Conference Report: Bosnia in the Aftermath of the Dayton Agreement, 1995 – 2015: Making Peace or Rewarding War?

Bosnia event participants
Friday, February 19, 2016 - 15:00

On Friday 18 December 2015, the Maynooth Centre for European and Eurasian Studies held a one-day conference to mark the twentieth anniversary of the signing of the Dayton Agreement, which brought an end to the conflict in Bosnia.  The event looked at the contested legacies of the accords from a range of disciplinary perspectives – academic, journalistic and personal – by means of three panel discussions and two key-note addresses.  We are pleased to say that in spite of the event being held on the last day of term, it was extremely well attended, a testament both to the level of interest in the general theme of the conference as well in the ideas and work of the invited speakers. 

The event opened with a keynote address delivered by Professor Ivo Banac of Yale University and moderated by Dr John Paul Newman of Maynooth. Professor Banac gave a far-reaching talk that covered the current political and social problems in Bosnia and their long and short-term historical roots.  After this expert contextual introduction, we moved into the first panel, which was moderated by Dr Maria Falina of UCD held under the theme: ‘the Weight of History: Memory and Identity in Bosnia.’  Prof Siniša Malešević opened this panel session with a paper on the Bosnian Serb Military and the Legacies of the 1992-1995 war.  Dr Andrea Feldman of Zagreb University then moved on to deliver an assessment of Dayton through the lens of cultural re-appropriation and societal impact.  Dr Marko Attila Hoare closed the panel with a broader temporal view of its themes, through an analysis of the evolution of Bosnian identity in times of war and peace. 

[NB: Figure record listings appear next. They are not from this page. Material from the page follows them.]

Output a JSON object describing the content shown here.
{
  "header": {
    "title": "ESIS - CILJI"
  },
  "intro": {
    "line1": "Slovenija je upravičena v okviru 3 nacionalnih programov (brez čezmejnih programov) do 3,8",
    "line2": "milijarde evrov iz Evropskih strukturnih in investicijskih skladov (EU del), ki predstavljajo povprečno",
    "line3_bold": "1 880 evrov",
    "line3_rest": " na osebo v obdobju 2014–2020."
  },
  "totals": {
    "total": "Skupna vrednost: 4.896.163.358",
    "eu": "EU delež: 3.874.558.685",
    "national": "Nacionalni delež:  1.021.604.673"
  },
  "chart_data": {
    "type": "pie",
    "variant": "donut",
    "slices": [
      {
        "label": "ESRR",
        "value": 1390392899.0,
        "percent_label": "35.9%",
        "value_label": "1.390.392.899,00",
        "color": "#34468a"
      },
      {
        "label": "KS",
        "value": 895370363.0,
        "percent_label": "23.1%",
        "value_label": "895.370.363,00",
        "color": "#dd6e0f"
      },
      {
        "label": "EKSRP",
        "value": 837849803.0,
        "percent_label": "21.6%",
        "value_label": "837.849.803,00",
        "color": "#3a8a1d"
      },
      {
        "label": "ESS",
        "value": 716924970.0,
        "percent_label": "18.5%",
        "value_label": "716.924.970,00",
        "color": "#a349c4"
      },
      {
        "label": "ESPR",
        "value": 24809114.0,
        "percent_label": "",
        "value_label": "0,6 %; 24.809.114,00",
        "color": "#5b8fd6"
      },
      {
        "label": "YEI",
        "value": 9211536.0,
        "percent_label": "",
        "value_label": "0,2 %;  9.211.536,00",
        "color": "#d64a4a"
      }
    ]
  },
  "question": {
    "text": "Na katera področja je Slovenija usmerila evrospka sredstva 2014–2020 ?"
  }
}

With the second panel – moderated by Dr Balazs Apor of TCD – we moved on from the issues of memory and identity to those of lived experience, through the theme: ‘the Human Legacies of Dayton.’ The first contribution was delivered by Dr Bronagh Ćatibušić and discussed the Bosnian community in Ireland within a post-Dayton Context.  This was followed by a personal account of experiences within the Bosnian community in Ireland delivered by Mr Mirza Ćatibušić, a native of Sarajevo who came to Ireland as a refugee from the conflict.  The final panel contribution was delivered by Ms Elmaja Bavčić, a feminist and activist with the Sarajevo Open Centre. 

The final panel of the day, moderated by Dr Ian Speller of Maynooth, examined broader geopolitical and constitutional aspects of the post-Dayton context.  The first contribution was delivered by Prof Adam Fagan of Queen Mary University London, and examined the manner in which the international community has engaged with Bosnia since the Dayton Agreement. Dr. Soeren Keil, of Canterbury Christ Church University then presented an analysis of the legal precedents of the Sejdić-Finci judgment and their implications for the scope of ethno-national belonging in post-Dayton Bosnia.  The panel then moved on to discuss the EU Enlargement Process in Bosnia, with an assessment of its prospects in the wake of the Dayton Agreement delivered by Prof John O’Brennan of Maynooth.  Valerie Hopkins, a Kosovo-based journalist with the Balkan Investigative Reporting Network, then looked at Bosnia from the perspective of organised crime and corruption. The final contribution, delivered by Dr Eric Gordy of University College London, examined the persistent prevalence of informal institutions in Bosnia and the Western Balkans as well as their causes and consequences

The event closed with a keynote address delivered by Ed Vulliamy, veteran war correspondent with the Guardian and Observer, and moderated by Peter Murtagh, Senior Reporter with the Irish Times.  In his address, Ed Vulliamy spoke of his personal first-hand encounters and experiences reporting from Bosnia in the mid-1990’s, but also gave his assessment – which bordered upon indictment – of the terms of the Dayton settlement and their largely detrimental implications for Bosnian society.  On this pessimistic yet poignant note, a fulfilling day of discussion and critique was wrapped up.  We would like to sincerely thank all those who contributed to and participated in this conference, for making the event as enlightening and thought-provoking as it was.